Nicht nur beim Thema Heizungen werden wir mit einem Brennkessel konfrontiert. Der Brennkessel wird für vielerlei Tätigkeiten eingesetzt. Denn der Begriff Brennkessel beschreibt einen Hohlkörper, welcher zum Brennen von Alkohol verwendet wird. Der Prozess des Brennens wird auch als Destillation bezeichnet, das Material des Brennkessels besteht in der Regel aus Kupfer. Gebrannt werden sowohl niederalkoholische als auch hochprozentige Getränke, zu welchen unter anderem Bier, Wein, Cognac oder Whisky gehören.
Der Brennprozess
Das Innere des Brennkessels bzw. die gesamte Konstruktion wird auch als Brennblase bezeichnet, diese unterliegt einer stetigen Wärmezufuhr, wodurch die beigefügten Aromastoffe und Alkohole verdampfen und an der Innenseite des Brennkessels wieder kondensieren und durch den Knick im
Kessel in Auffangbehälter abgeleitet werden.
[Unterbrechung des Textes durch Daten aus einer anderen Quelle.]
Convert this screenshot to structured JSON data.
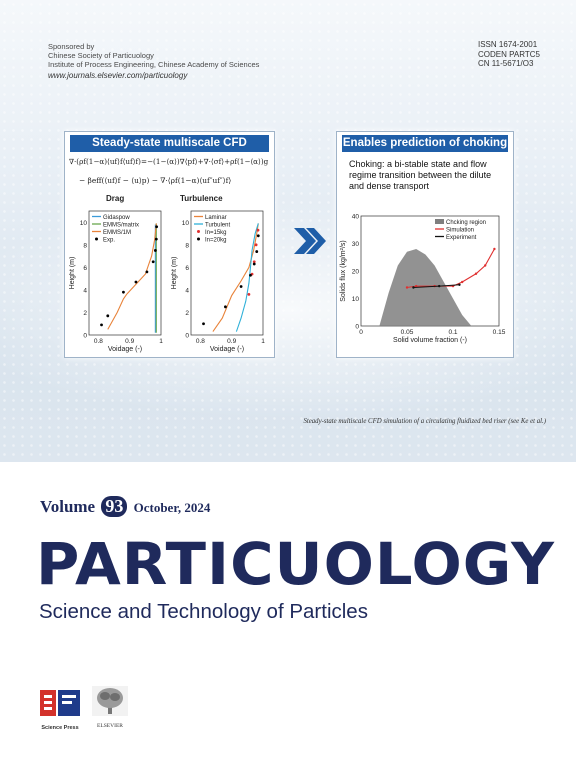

Um den Prozentsatz von Alkohol zu erhöhen, ist es möglich den Brennvorgang zu wiederholen. Schottische oder irische Whiskeys werden des Öfteren zwei oder drei Brennvorgängen unterzogen, wodurch der Alkoholgehalt von 25 bis 25 % auf bis zu 70 % steigt. Zu beachten ist beim Brennvorgang, dass die Flüssigkeit nicht zu hoch aufschäumt, dies kommt bei einem hohen Eiweißanteil vor. zu diesem Zwecke befindet sich an der Seite zumeist ein Sichtfenster. Der Nachteil von traditionellen Brennkesseln besteht darin, dass diese keine kontinuierliche Destillation ermöglichen, die Produktivität und der Herstellungspreis werden somit nicht optimal angepasst. Traditionelle Brennkessel werden dennoch von dem Großteil der Brauereien und insbesondere Herstellern von Whiskey verwendet, denn diese garantieren einen hohen und aromatischen Geschmack des Produktes.
Allgemeines
Brennblasen können sich in ihrer äußeren Form stark voneinander unterscheiden, charakteristisch sind jedoch der nach oben hin verjüngte Hals und der kugelige Fuß. Der Hals knickt in der Regel im oberen Teil um mindestens 90° nach unten ab. Brennkessel dürfen nur betrieben werden, wenn diese nach der Brennereiordnung ausgeführt werden, Privatpersonen sind davon jedoch befreit.